Atollic TrueSTUDIO, for example, provides a lot of convenient editor functions in the “Source” menu:
Adding tool support for your own coding styles
For the auto-formatting capabilities of your source code editor to work to your advantage, you need to be able to configure it to the coding style you standardize on. Your code editor should thus enable you to select from different common pre-defined formatting standards and allow you to create completely custom code formatting standards.
This screenshot shows how you can define custom formatting standards using Atollic TrueSTUDIO:
Naming conventions for symbols and other identities
In addition to code formatting, coding style also includes naming conventions for symbols like variables, data structures, functions, and even file names.
No matter how well-formatted and well-commented your source code is, the code may become very difficult to understand and maintain, if don’t use descriptive symbol names too.

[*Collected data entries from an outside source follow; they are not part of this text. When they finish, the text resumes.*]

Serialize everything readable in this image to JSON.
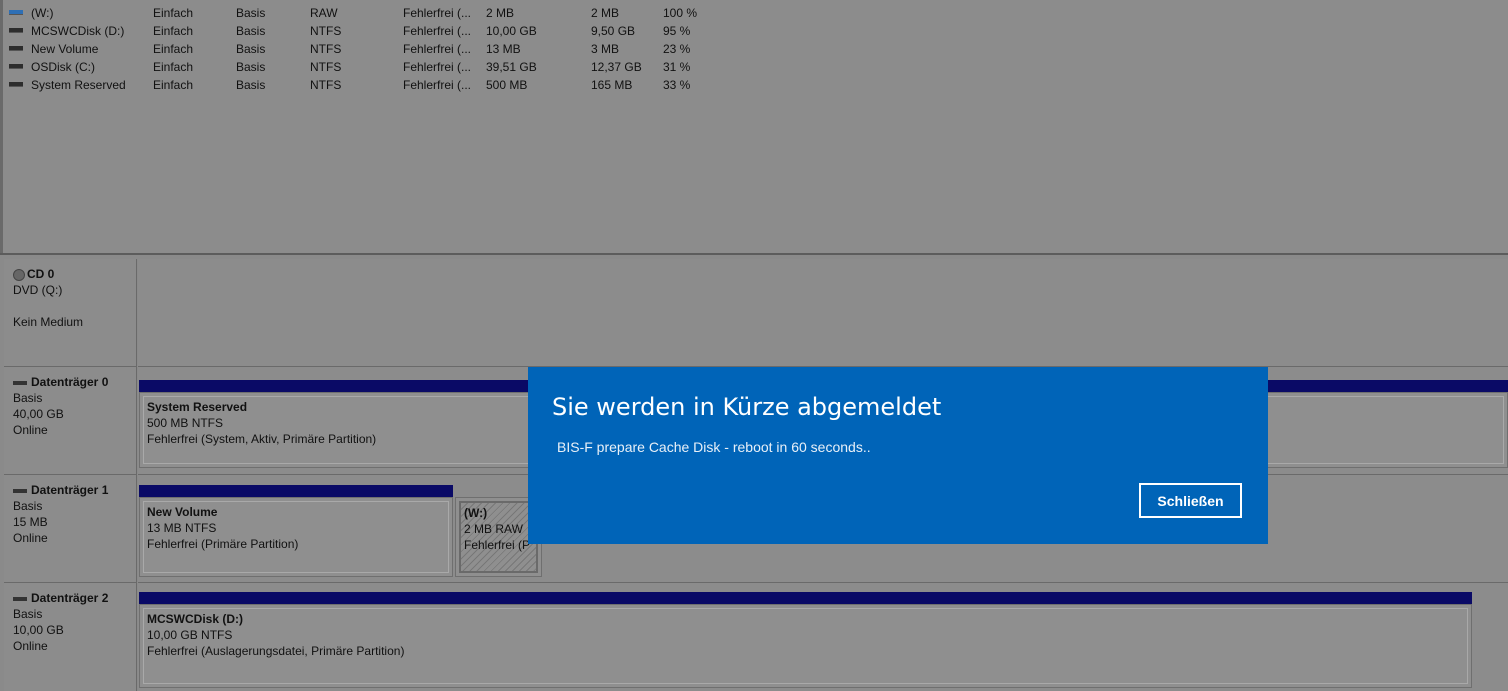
{
  "volumes": [
    {
      "name": "(W:)",
      "layout": "Einfach",
      "type": "Basis",
      "fs": "RAW",
      "status": "Fehlerfrei (...",
      "capacity": "2 MB",
      "free": "2 MB",
      "pct_free": "100 %",
      "icon": "volume-icon-blue"
    },
    {
      "name": "MCSWCDisk (D:)",
      "layout": "Einfach",
      "type": "Basis",
      "fs": "NTFS",
      "status": "Fehlerfrei (...",
      "capacity": "10,00 GB",
      "free": "9,50 GB",
      "pct_free": "95 %",
      "icon": "volume-icon"
    },
    {
      "name": "New Volume",
      "layout": "Einfach",
      "type": "Basis",
      "fs": "NTFS",
      "status": "Fehlerfrei (...",
      "capacity": "13 MB",
      "free": "3 MB",
      "pct_free": "23 %",
      "icon": "volume-icon"
    },
    {
      "name": "OSDisk (C:)",
      "layout": "Einfach",
      "type": "Basis",
      "fs": "NTFS",
      "status": "Fehlerfrei (...",
      "capacity": "39,51 GB",
      "free": "12,37 GB",
      "pct_free": "31 %",
      "icon": "volume-icon"
    },
    {
      "name": "System Reserved",
      "layout": "Einfach",
      "type": "Basis",
      "fs": "NTFS",
      "status": "Fehlerfrei (...",
      "capacity": "500 MB",
      "free": "165 MB",
      "pct_free": "33 %",
      "icon": "volume-icon"
    }
  ],
  "cd": {
    "title": "CD 0",
    "line1": "DVD (Q:)",
    "line2": "Kein Medium",
    "icon": "cd-drive-icon"
  },
  "disks": [
    {
      "title": "Datenträger 0",
      "type": "Basis",
      "size": "40,00 GB",
      "state": "Online",
      "partitions": [
        {
          "name": "System Reserved",
          "detail": "500 MB NTFS",
          "status": "Fehlerfrei (System, Aktiv, Primäre Partition)"
        }
      ]
    },
    {
      "title": "Datenträger 1",
      "type": "Basis",
      "size": "15 MB",
      "state": "Online",
      "partitions": [
        {
          "name": "New Volume",
          "detail": "13 MB NTFS",
          "status": "Fehlerfrei (Primäre Partition)"
        },
        {
          "name": "(W:)",
          "detail": "2 MB RAW",
          "status": "Fehlerfrei (P"
        }
      ]
    },
    {
      "title": "Datenträger 2",
      "type": "Basis",
      "size": "10,00 GB",
      "state": "Online",
      "partitions": [
        {
          "name": "MCSWCDisk  (D:)",
          "detail": "10,00 GB NTFS",
          "status": "Fehlerfrei (Auslagerungsdatei, Primäre Partition)"
        }
      ]
    }
  ],
  "toast": {
    "title": "Sie werden in Kürze abgemeldet",
    "message": "BIS-F prepare Cache Disk - reboot in 60 seconds..",
    "button": "Schließen",
    "accent": "#0064b8"
  },
  "colors": {
    "partition_bar": "#0a0a66"
  }
}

There are many ways to craft symbol names; for example, by inserting characters that denote the data type of a variable, using lower-case or upper-case characters in different ways, or by separating words using underscore characters. Examples are Hungarian notation and Camel case.
In Hungarian notation, the data type is encoded in the variable name, for example, “pfSpeed” for a pointer to a float containing the speed value. The intention of Hungarian notation is to make error-prone type conversions more easy to spot and avoid.
With Camel case, multi-word symbols (without word separator characters) are written in lowercase, with each first letter of every new word in uppercase, like “TemperatureBeforeConversion”.
File and function header comments
In addition to commenting behavior, code formatting issues and symbol naming conventions, your project will most likely benefit greatly from standardized file and function header comments too.
Ideally, the file header should identify the file, describe its purpose, and act as a table of contents listing all functions and data type definitions it contains. The file header comment should also identify the author of the code and any code changes made (including date and a short description of the changes made, and by whom).
If you use a version control system, you can usually let the version control system auto-inject a dynamically updated changelog in the file header, using a keyword substitution tag. The practice of using this capability is a major time saver and is strongly recommended.
Every function should be documented using a standardized function header comment too. This should include a description of the function, its behavior, intended use, and document any input and output parameters, as well as any dependencies and side-effects (such as a global variable being updated).
Using good coding standards, coding style, and code formatting not only improve the readability, understandability, and maintainability of your code. It also makes you a better developer, separating you from the “cowboy hacker” crowd.
While it is unlikely your source code will ever read like a Shakespeare novel, you may want to make your code beautiful and read well – it pays off!